Tuesday, March 10, 2015

Atlantic-10 conference tournament preview

This is part 25 of a 33-part series in this blog, designed to give you all the information you need to know about each conference's tournament, and the postseason prospects of every single team in the conference.

Final standings:
Davidson 14-4
Dayton 13-5
Rhode Island 13-5
Richmond 12-6
VCU 12-6
George Washington 10-8
St Bonaventure 10-8
UMass 10-8
LaSalle 8-10
St Joseph's 7-11
Duquesne 6-12
Fordham 4-14
George Mason 4-14
St Louis 3-15

Conference tournament format:  In Brooklyn, Wednesday March 11 to Sunday March 15.  All 14 on site; the bottom 4 playing the 1st round and the top 4 with byes to the quarterfinals (these are your standard 14-team bracket setups these days, kids).

Bracket:
1) Davidson vs. 8/9) UMass/LaSalle
4) Richmond vs. the winner of 5) VCU and 12/13) Fordham/George Mason
2) Dayton vs. 7/10) St Bonaventure/St Joseph's
3) Rhode Island vs. the winner of 6) George Washington vs. 10/14) Duquesne/St Louis

The stakes:
First the easier parts:  VCU is safe, but seeding is an issue, and dumping a game to Richmond wouldn't help.  Dumping one to Davidson really wouldn't either, but it wouldn't be as harmful.  I can't see this team in current form being above the 7 line, and probably not on the 7 line either.  Dayton has variable seeding too but I can't imagine them being completely out in any scenario.  The 7 line is the peak for either if they win this tournament.

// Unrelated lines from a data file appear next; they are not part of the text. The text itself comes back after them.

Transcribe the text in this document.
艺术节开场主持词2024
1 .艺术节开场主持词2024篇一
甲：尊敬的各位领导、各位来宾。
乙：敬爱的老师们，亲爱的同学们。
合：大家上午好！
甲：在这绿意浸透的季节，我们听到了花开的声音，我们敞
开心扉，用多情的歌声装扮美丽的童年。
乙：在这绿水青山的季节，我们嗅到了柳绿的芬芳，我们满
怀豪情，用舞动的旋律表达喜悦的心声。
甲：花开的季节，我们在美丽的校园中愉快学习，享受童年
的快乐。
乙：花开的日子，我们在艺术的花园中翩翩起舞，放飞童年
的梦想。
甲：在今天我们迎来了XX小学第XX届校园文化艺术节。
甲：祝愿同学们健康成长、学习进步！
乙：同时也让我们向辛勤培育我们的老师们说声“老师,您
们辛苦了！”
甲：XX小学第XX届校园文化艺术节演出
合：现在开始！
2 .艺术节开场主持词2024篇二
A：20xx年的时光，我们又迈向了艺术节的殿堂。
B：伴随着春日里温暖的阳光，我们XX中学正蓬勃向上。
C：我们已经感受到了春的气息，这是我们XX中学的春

Can Davidson survive a loss in the quarterfinals?  Since there's no true lemon in their half of the draw unless Fordham/GMU go bonkers, I think Davidson is safe no matter what.  There's value in getting hot at the right time, and avoiding losses.  Only 6 losses means general safety at this point, relative to the rest of the bubble and all the "quality losses" others absorbed.

So where's the bubble drama?  Rhode Island, I suppose.  But the draw is marginal and means they'll likely have to beat Dayton to have any chance - and if they lose the title game, it'll be on Sunday, so contingencies would be in play.  Keep that in the back of your mind.  Richmond has a long road too, but they do have the VCU/Davidson double.  Get both and the plot thickens, although I don't think they can get all the way there.

I think both George Washington and UMass are NIT-caliber teams, but space might be limited.  I wouldn't be surprised if one or both got left out.  Better to pull an upset here in this tourney to make sure, right?  It would also mean 4 probable NIT bids out of the conference, a healthy number.

Deeper in the field, St Bonaventure and LaSalle are your 2 candidates for CBI/CIT play.